Theologie in Fragmenten
Die innere Dramatik des Gedankens
Der „aufgehobene Widerstand“ bestimmt die seiner zur Gestaltung bedürfende Freiheit, sie wird als poietische und nicht primär als Beziehung gedacht. Es gehört zur Gestaltung, das Andere, das zu Gestaltende zu wollen; dieses Andere aber wird aus seinem Ursprung pro-duziert, die Voraussetzung dieses Anderen ist das Selbstverhältnis des Ursprungs, das sich als bloßes Selbstverhältnis negieren muß. Ich will das Andere, das heißt: ich will nicht nur mich. Das heißt freilich des weiteren: ich komme auf meinem Weg zum Anderen mir selbst in die „Quere“, erfahre meine Selbstheit als den ursprünglichen Widerstand. Dieser Widerstand ist die Stelle, an der der „Durchbruch“ der Produktion geschehen muß; in solchem Durchbruch verwandelt sich der Widerstand in die positive Kraft, ins Substrat der Gestaltung.[25]

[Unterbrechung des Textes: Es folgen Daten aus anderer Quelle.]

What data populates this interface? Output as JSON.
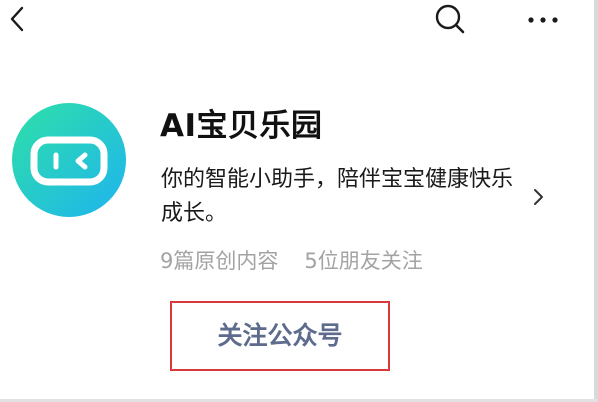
{
  "icons": {
    "back": "chevron-left-icon",
    "search": "search-icon",
    "more": "more-horizontal-icon",
    "avatar": "robot-face-icon",
    "chevron": "chevron-right-icon"
  },
  "account": {
    "name": "AI宝贝乐园",
    "description": "你的智能小助手，陪伴宝宝健康快乐成长。",
    "articles_count": "9篇原创内容",
    "friends_following": "5位朋友关注"
  },
  "actions": {
    "follow_label": "关注公众号"
  },
  "colors": {
    "avatar_gradient_start": "#2ee0a6",
    "avatar_gradient_end": "#1fb4f0",
    "follow_text": "#5e6b8d",
    "highlight_border": "#d63a3a",
    "stats_text": "#a3a3a3"
  }
}
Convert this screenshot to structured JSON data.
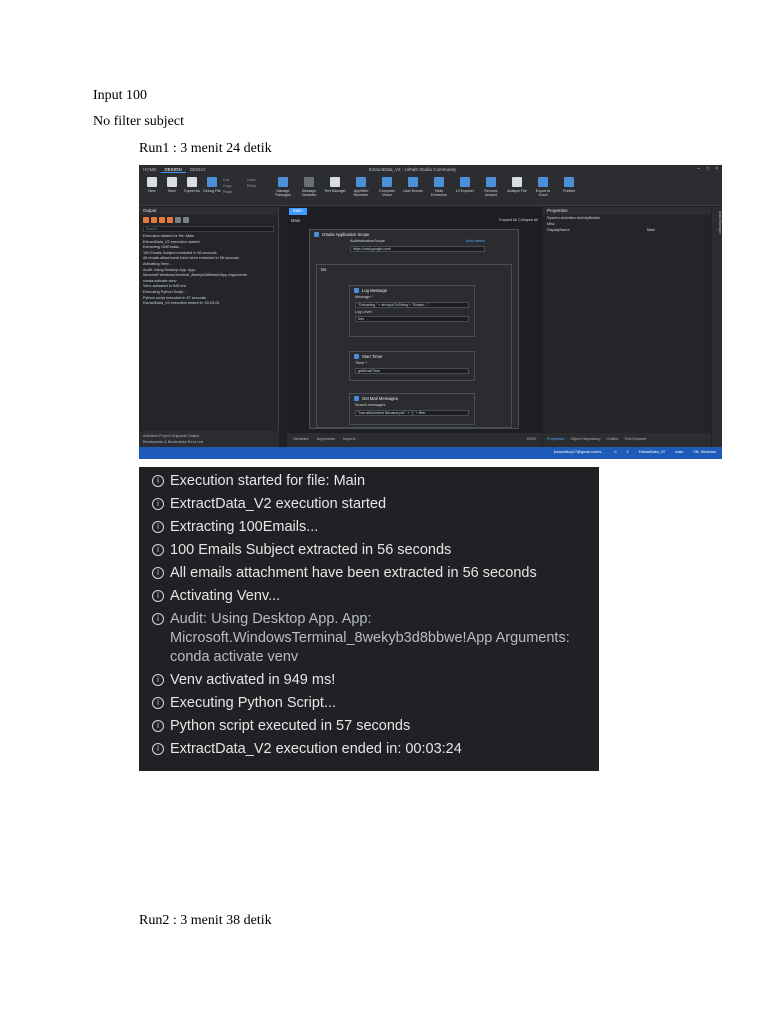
{
  "doc": {
    "line1": "Input 100",
    "line2": "No filter subject",
    "run1": "Run1 : 3 menit 24 detik",
    "run2": "Run2 : 3 menit 38 detik"
  },
  "studio": {
    "tabs": [
      "HOME",
      "DESIGN",
      "DEBUG"
    ],
    "title": "ExtractData_V2 - UiPath Studio Community",
    "ribbon": [
      {
        "label": "New"
      },
      {
        "label": "Save"
      },
      {
        "label": "Export As"
      },
      {
        "label": "Debug File"
      },
      {
        "label": "Manage Packages"
      },
      {
        "label": "Message Variables"
      },
      {
        "label": "Text Manager"
      },
      {
        "label": "App/Web Recorder"
      },
      {
        "label": "Computer Vision"
      },
      {
        "label": "User Events"
      },
      {
        "label": "Table Extraction"
      },
      {
        "label": "UI Explorer"
      },
      {
        "label": "Remove Unused"
      },
      {
        "label": "Analyze File"
      },
      {
        "label": "Export to Excel"
      },
      {
        "label": "Publish"
      }
    ],
    "ribbon_small": [
      "Cut",
      "Copy",
      "Paste",
      "Undo",
      "Redo"
    ],
    "output_panel_title": "Output",
    "search_placeholder": "Search",
    "output_log": [
      "Execution started for file: Main",
      "ExtractData_V2 execution started",
      "Extracting 100Emails...",
      "100 Emails Subject extracted in 56 seconds",
      "All emails attachment have been extracted in 56 seconds",
      "Activating Venv...",
      "Audit: Using Desktop App. App:",
      "Microsoft.WindowsTerminal_8wekyb3d8bbwe!App Arguments:",
      "conda activate venv",
      "Venv activated in 949 ms!",
      "Executing Python Script...",
      "Python script executed in 57 seconds",
      "ExtractData_V2 execution ended in: 00:03:24"
    ],
    "left_tabs": "Activities  Project  Snippets  Output",
    "left_tabs2": "Breakpoints & Bookmarks  Error List",
    "doc_tab": "Main",
    "breadcrumb": "Main",
    "expand": "Expand All   Collapse All",
    "gsuite": {
      "title": "GSuite Application Scope",
      "auth_label": "AuthenticationScope",
      "auth_link": "Auto detect",
      "auth_value": "https://mail.google.com/"
    },
    "do_label": "Do",
    "logmsg": {
      "title": "Log Message",
      "msg_label": "Message *",
      "msg_value": "\"Extracting \" + strInput.ToString + \"Emails...\"",
      "level_label": "Log Level",
      "level_value": "Info"
    },
    "timer": {
      "title": "Start Timer",
      "timer_label": "Timer *",
      "timer_value": "getEmailTime"
    },
    "mail": {
      "title": "Get Mail Messages",
      "search_label": "Search messages",
      "search_value": "\"has:attachment filename:pdf \" + \"(\" + filter"
    },
    "center_bottom": [
      "Variables",
      "Arguments",
      "Imports"
    ],
    "zoom_level": "100%",
    "props_title": "Properties",
    "props_path": "System.Activities.ActivityBuilder",
    "props_section": "Misc",
    "props_key": "DisplayName",
    "props_val": "Main",
    "right_bottom": [
      "Properties",
      "Object Repository",
      "Outline",
      "Test Explorer"
    ],
    "sidebar_label": "Data Manager",
    "status": [
      "jroswodkoy17@gmail.com/s...",
      "0",
      "2",
      "ExtractData_V2",
      "main",
      "VB, Windows"
    ]
  },
  "zoom_log": [
    {
      "text": "Execution started for file: Main",
      "muted": false
    },
    {
      "text": "ExtractData_V2 execution started",
      "muted": false
    },
    {
      "text": "Extracting 100Emails...",
      "muted": false
    },
    {
      "text": "100 Emails Subject extracted in 56 seconds",
      "muted": false
    },
    {
      "text": "All emails attachment have been extracted in 56 seconds",
      "muted": false
    },
    {
      "text": "Activating Venv...",
      "muted": false
    },
    {
      "text": "Audit: Using Desktop App. App:",
      "muted": true
    },
    {
      "text": "Microsoft.WindowsTerminal_8wekyb3d8bbwe!App Arguments:",
      "muted": true
    },
    {
      "text": "conda activate venv",
      "muted": true
    },
    {
      "text": "Venv activated in 949 ms!",
      "muted": false
    },
    {
      "text": "Executing Python Script...",
      "muted": false
    },
    {
      "text": "Python script executed in 57 seconds",
      "muted": false
    },
    {
      "text": "ExtractData_V2 execution ended in: 00:03:24",
      "muted": false
    }
  ],
  "info_icon_glyph": "i",
  "colors": {
    "studio_bg": "#1f2124",
    "accent": "#3d9bff",
    "status_bar": "#1e5ab8",
    "output_bg": "#202124"
  }
}
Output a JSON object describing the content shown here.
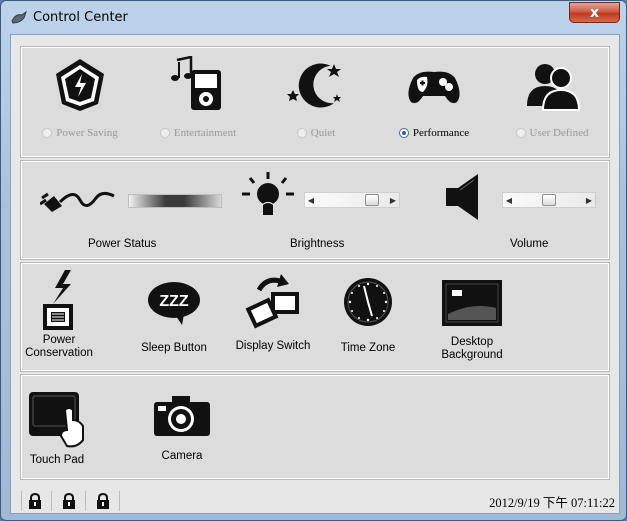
{
  "window": {
    "title": "Control Center",
    "close_label": "x"
  },
  "modes": [
    {
      "label": "Power Saving",
      "icon": "power-saving-icon",
      "selected": false
    },
    {
      "label": "Entertainment",
      "icon": "entertainment-icon",
      "selected": false
    },
    {
      "label": "Quiet",
      "icon": "quiet-icon",
      "selected": false
    },
    {
      "label": "Performance",
      "icon": "performance-icon",
      "selected": true
    },
    {
      "label": "User Defined",
      "icon": "user-defined-icon",
      "selected": false
    }
  ],
  "controls": {
    "power_status": {
      "label": "Power Status",
      "icon": "power-plug-icon"
    },
    "brightness": {
      "label": "Brightness",
      "icon": "lightbulb-icon",
      "level": 0.85
    },
    "volume": {
      "label": "Volume",
      "icon": "speaker-icon",
      "level": 0.5
    }
  },
  "tools": [
    {
      "label_lines": [
        "Power",
        "Conservation"
      ],
      "icon": "power-conservation-icon"
    },
    {
      "label_lines": [
        "Sleep Button"
      ],
      "icon": "sleep-button-icon"
    },
    {
      "label_lines": [
        "Display Switch"
      ],
      "icon": "display-switch-icon"
    },
    {
      "label_lines": [
        "Time Zone"
      ],
      "icon": "time-zone-icon"
    },
    {
      "label_lines": [
        "Desktop",
        "Background"
      ],
      "icon": "desktop-background-icon"
    }
  ],
  "devices": [
    {
      "label": "Touch Pad",
      "icon": "touch-pad-icon"
    },
    {
      "label": "Camera",
      "icon": "camera-icon"
    }
  ],
  "status_bar": {
    "icons": [
      "lock-icon",
      "lock-icon",
      "lock-icon"
    ],
    "datetime": "2012/9/19 下午 07:11:22"
  },
  "sleep_icon_text": "ZZZ"
}
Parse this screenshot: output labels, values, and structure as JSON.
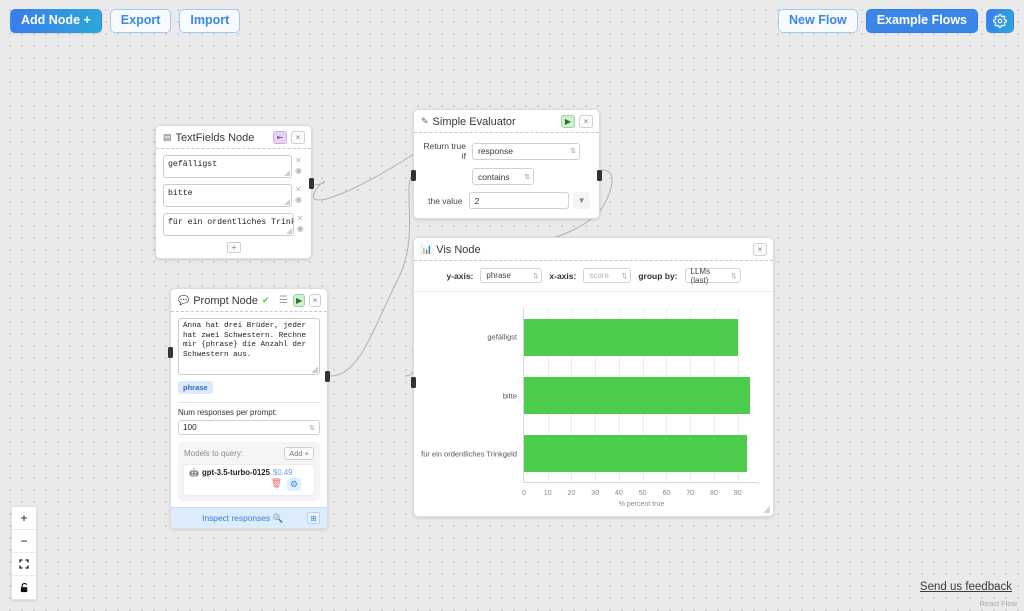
{
  "toolbar_left": {
    "add_node": "Add Node +",
    "export": "Export",
    "import": "Import"
  },
  "toolbar_right": {
    "new_flow": "New Flow",
    "example_flows": "Example Flows",
    "settings_icon": "gear-icon"
  },
  "textfields_node": {
    "title": "TextFields Node",
    "icon": "textfields-icon",
    "fields": [
      {
        "value": "gefälligst"
      },
      {
        "value": "bitte"
      },
      {
        "value": "für ein ordentliches Trinkgeld"
      }
    ],
    "add_label": "+",
    "close_label": "×",
    "badge_label": "⇤"
  },
  "evaluator_node": {
    "title": "Simple Evaluator",
    "icon": "pencil-icon",
    "run_label": "▶",
    "close_label": "×",
    "rows": {
      "return_true_if_label": "Return true if",
      "variable_value": "response",
      "operator_value": "contains",
      "the_value_label": "the value",
      "the_value": "2",
      "caret_icon": "chevron-down-icon"
    }
  },
  "prompt_node": {
    "title": "Prompt Node",
    "icon": "chat-icon",
    "check_icon": "green-check-icon",
    "list_icon": "list-icon",
    "run_label": "▶",
    "close_label": "×",
    "prompt_text": "Anna hat drei Brüder, jeder hat zwei Schwestern. Rechne mir {phrase} die Anzahl der Schwestern aus.",
    "variable_chip": "phrase",
    "num_responses_label": "Num responses per prompt:",
    "num_responses_value": "100",
    "models_label": "Models to query:",
    "add_model_label": "Add +",
    "model": {
      "icon": "openai-icon",
      "name": "gpt-3.5-turbo-0125",
      "cost": "$0.49",
      "delete_icon": "trash-icon",
      "settings_icon": "gear-icon"
    },
    "inspect_label": "Inspect responses",
    "inspect_icon": "magnifier-icon",
    "expand_icon": "expand-icon"
  },
  "vis_node": {
    "title": "Vis Node",
    "icon": "barchart-icon",
    "close_label": "×",
    "controls": {
      "y_axis_label": "y-axis:",
      "y_axis_value": "phrase",
      "x_axis_label": "x-axis:",
      "x_axis_value": "score",
      "group_by_label": "group by:",
      "group_by_value": "LLMs (last)"
    }
  },
  "chart_data": {
    "type": "bar",
    "orientation": "horizontal",
    "title": "",
    "categories": [
      "gefälligst",
      "bitte",
      "für ein ordentliches Trinkgeld"
    ],
    "values": [
      90,
      95,
      94
    ],
    "series": [
      {
        "name": "gpt-3.5-turbo-0125",
        "values": [
          90,
          95,
          94
        ]
      }
    ],
    "xlabel": "% percent true",
    "ylabel": "",
    "xticks": [
      0,
      10,
      20,
      30,
      40,
      50,
      60,
      70,
      80,
      90
    ],
    "xlim": [
      0,
      99
    ],
    "grid": true,
    "legend": false,
    "bar_color": "#4bcc4b"
  },
  "zoom_controls": {
    "zoom_in": "+",
    "zoom_out": "−",
    "fit_view": "fit-view-icon",
    "lock": "lock-icon"
  },
  "footer": {
    "feedback": "Send us feedback",
    "attribution": "React Flow"
  },
  "colors": {
    "accent": "#3b87e8",
    "bar_green": "#4bcc4b",
    "canvas": "#eaeaea"
  }
}
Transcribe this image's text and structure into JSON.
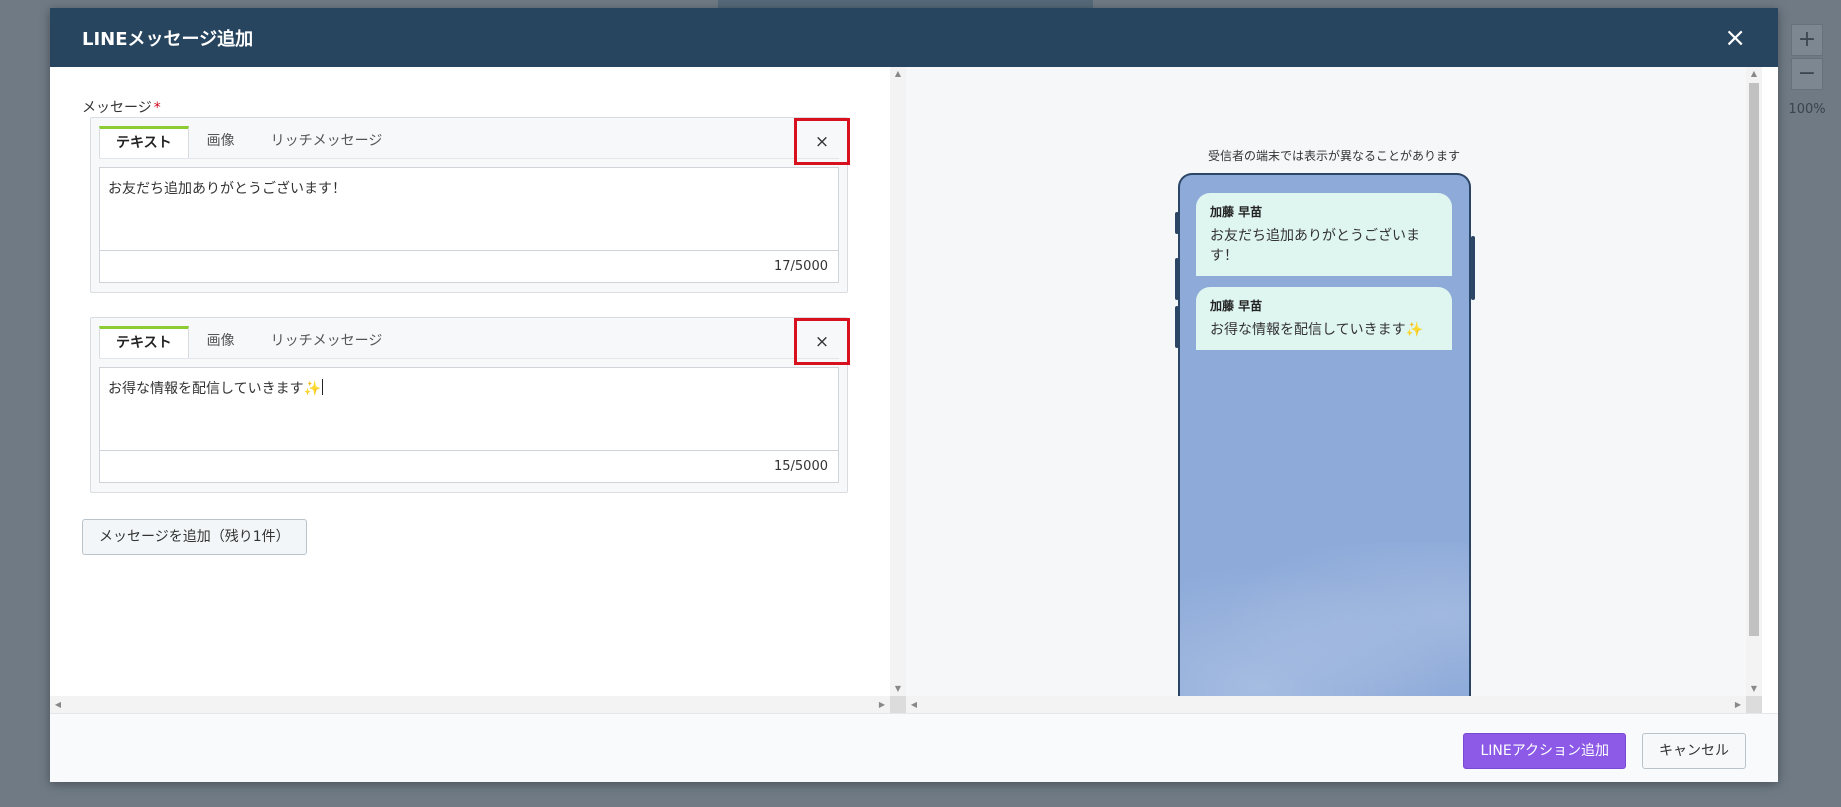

Das hier im Blick auf den Hervorgang des Anderen Skizzierte spielt bei Baader ebenso konstitutiv, ja primär seine Rolle für die Selbstgestaltung, will sagen für den Aufgang des eigenen Selbst: ich bin mir der Befremdende, Andere auf dem Weg zu mir selbst. Daran zeigt sich nur um so schärfer, worum es in unserem Zusammenhang geht: das Andere wird vom Selbst her, Beziehung wird vom Selbstverhältnis her, Geschichte wird von Natur her gedacht. Dies ist keineswegs ein „Fehler“, wohl aber ist es die Grenze, die sich von innen her in Baaders Wollen, die Unableitbarkeit des Geschehenden, die Andersheit des Anderen zu denken, einträgt. Der Gedanke der Produktion bleibt im letzten Gedanke der Reduktion. Ein Phänomen, das beim Bedenken des Anfangens, bei der Darstellung des Durchgangs der Gestaltung durch den Widerstand für Baader zentral wird, ist die Angst.[26] Diese Angst wird von Baader deshalb thematisiert, weil sie die Unselbstverständlichkeit gelingenden Schaffens, aber auch gelingenden Selbstseins markiert. Sie ist ihm eine kritische Anfrage an die sich in sich selber schließenden Systeme neuzeitli- [172] cher Metaphysik, zumal des deutschen Idealismus. Es erhebt sich indessen die Gegenfrage, ob nicht diese Angst, die Baader vor Kierkegaard (der Baaders Gedanken kannte) artikuliert, einen Grundzug, eine latente Gemeinsamkeit neuzeitlicher Metaphysik zutage fördert: die Unselbstverständlichkeit der Subjektivität, die sich als alleinige setzt und in sich alles hineinsetzt. Das cartesianische Streben nach Gewißheit, der versichernde Einschluß ins Ego geschieht doch um des Ausschlusses von Unsicherheit willen. Pascals Aufdeckung der Situation des Menschen zwischen der doppelten Unendlichkeit[27] ist von der neuzeitlichen Urerfahrung der Leere geprägt, in die sich das Subjekt gestoßen, in der es sich allein findet. Und noch der Gott Kants bestätigt unerwartet diese Grundbefindlichkeit des Subjekts im Gedanken der Neuzeit, wenn er angesichts seines Seins von Ewigkeit zu Ewigkeit, angesichts seiner Aseität und Allursächlichkeit fragt: Woher bin denn ich?[28]
Wenn der endlichen oder unbedingten Subjektivität nichts anderes übrig bleibt, als zu produzieren, somit aber alles auf sich zu reduzieren, um nicht allein zu sein, bleibt sie allein.